11 Aralık 2010 Cumartesi

bir garip veda

insan kendini bile bile ateşe atar mı?

küçük çocuklara bile bir şeyi bir kez söylüyorsun ve yapmıyorlar. içinden muzurluk yapmak geliyorsa, bazen de inatçıysa eğer devamı geliyor tabi.

küçük bir çocuk olmadığımız halde kimi zaman hatta çoğu zaman hata yapmaya meyilli oluyoruz. o anki heyecan, o anın güzelliği hoşumuza gidiyor. sonunu bile bile, tutunacak dalının olmadığını bile bile "devam" diyebiliyorsun.

bu, o anın verdiği cesaret. ama aptal cesareti. sanki, tek bir sözle, tek bir dokunuşla "dünyayı" bile kurtarabilecekmişsin gibi geliyor. kimse umurunda olmuyor. "hayat benim hayatım, hatasıyla, günahıyla, sevabıyla" deyip geçiştiriyorsun. etrafındakiler seni tanımak da zorlanıyorlar. "etrafıma bir, hayata iki! kere" deyip susuyor ve koşmaya devam ediyorsun.

hızlıca, soluk bile almadan..

soluk soluğa kaldığın zaman, başını kaldırıp bakınca yukarı "evreka!" deyip 32 dişini göstere göstere gülmeye başlıyorsun.

gülüyorsun, hiç duraksız, gülüyorsun, soluk almadan...

hayatının en güzel günleri işte o zamanlar.. aklına bile gelmiyor sonu..

"son" mu? o nedir?

her güzel şeyin sonu vardır..

o kadar gülüp, koştuktan sonra, tutunduğun ve nefes alıp kendine geldiğin dal "çat" diye kırılmaya başlıyor...

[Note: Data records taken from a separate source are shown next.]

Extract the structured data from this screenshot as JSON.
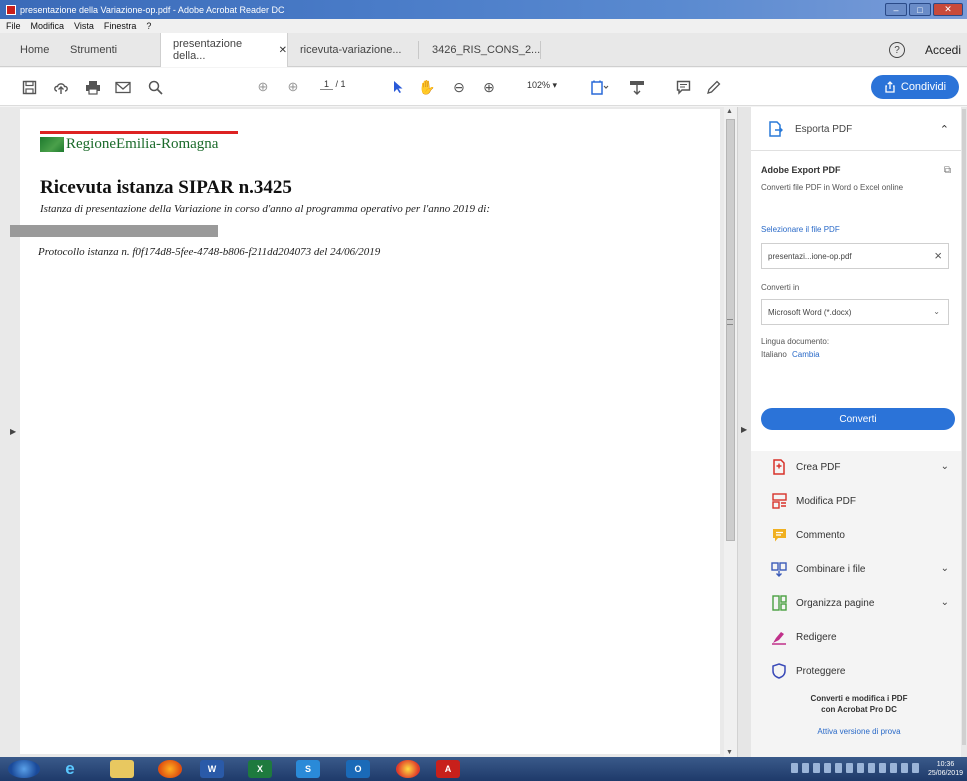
{
  "window": {
    "title": "presentazione della Variazione-op.pdf - Adobe Acrobat Reader DC"
  },
  "menubar": [
    "File",
    "Modifica",
    "Vista",
    "Finestra",
    "?"
  ],
  "tabs": {
    "home": "Home",
    "tools": "Strumenti",
    "doc1": "presentazione della...",
    "doc2": "ricevuta-variazione...",
    "doc3": "3426_RIS_CONS_2...",
    "help_icon": "help-circle-icon",
    "signin": "Accedi"
  },
  "toolbar": {
    "page_current": "1",
    "page_total": "/ 1",
    "zoom": "102%",
    "share_label": "Condividi"
  },
  "document": {
    "logo_text": "RegioneEmilia-Romagna",
    "title": "Ricevuta istanza SIPAR n.3425",
    "subtitle": "Istanza di presentazione della Variazione in corso d'anno al programma operativo per l'anno 2019 di:",
    "protocol": "Protocollo istanza n. f0f174d8-5fee-4748-b806-f211dd204073 del 24/06/2019"
  },
  "right_pane": {
    "export_header": "Esporta PDF",
    "service_title": "Adobe Export PDF",
    "service_desc": "Converti file PDF in Word o Excel online",
    "select_file_label": "Selezionare il file PDF",
    "file_name": "presentazi...ione-op.pdf",
    "convert_to_label": "Converti in",
    "convert_to_value": "Microsoft Word (*.docx)",
    "lang_label": "Lingua documento:",
    "lang_value": "Italiano",
    "lang_change": "Cambia",
    "convert_button": "Converti",
    "tools": [
      {
        "label": "Crea PDF",
        "icon": "create-pdf-icon",
        "color": "#d8322a",
        "chevron": "⌄"
      },
      {
        "label": "Modifica PDF",
        "icon": "edit-pdf-icon",
        "color": "#d8322a",
        "chevron": ""
      },
      {
        "label": "Commento",
        "icon": "comment-icon",
        "color": "#f0b020",
        "chevron": ""
      },
      {
        "label": "Combinare i file",
        "icon": "combine-files-icon",
        "color": "#3a5ab8",
        "chevron": "⌄"
      },
      {
        "label": "Organizza pagine",
        "icon": "organize-pages-icon",
        "color": "#4aa040",
        "chevron": "⌄"
      },
      {
        "label": "Redigere",
        "icon": "redact-icon",
        "color": "#c0308a",
        "chevron": ""
      },
      {
        "label": "Proteggere",
        "icon": "protect-icon",
        "color": "#3a4ab8",
        "chevron": ""
      }
    ],
    "promo_line1": "Converti e modifica i PDF",
    "promo_line2": "con Acrobat Pro DC",
    "promo_trial": "Attiva versione di prova"
  },
  "taskbar": {
    "time": "10:36",
    "date": "25/06/2019"
  }
}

anlıyorsun ki "ondan" daha iyi dallar bulabilirsin. iniyorsun daldan, kar tanelerinin üstüne üstüne gelmesine aldırmadan başka bir dal aramaya gidiyorsun..

son kez arkana bakmadan..

"acaba kırılmış mıdır onu öyle bıraktığım için?" diye düşünmeden..
"gitsem, geri dönsem, sarsam o dalı tekrar kendine gelir mi?" diye düşündüğün an "hayır" diyor mantığın. çünkü dal kırıldı mı bir daha asla o olamaz. sen tutunsan bile seni taşıyamaz.

güzel günleri, seni koruyup kolladığı günleri içine atıyor ve havanın soğuna aldırmadan, karla karışık gözyaşınla yürümeye başlıyorsun.

köprüler geçiyor, bayılacak gibi oluyorsun.

üşüyorsun ama farkında değilsin. çünkü için alev alev..
kimseye aldırmadan ağlıyorsun köprünün üstünde..
"atlasam nolur ki?" diye düşündüğün an "siktir et" deyip devam ediyorsun yoluna...

karla karışık gözyaşımın bana verdiği sıkıntıyla yazdım. başka da bir şey yok.
bir garip vedaydı..
hoşçakal..

6 yorum:

springoss dedi ki...

bir veda havası...vakit tamam seni terkediyorum, bütün alışkanlıklardan öteye...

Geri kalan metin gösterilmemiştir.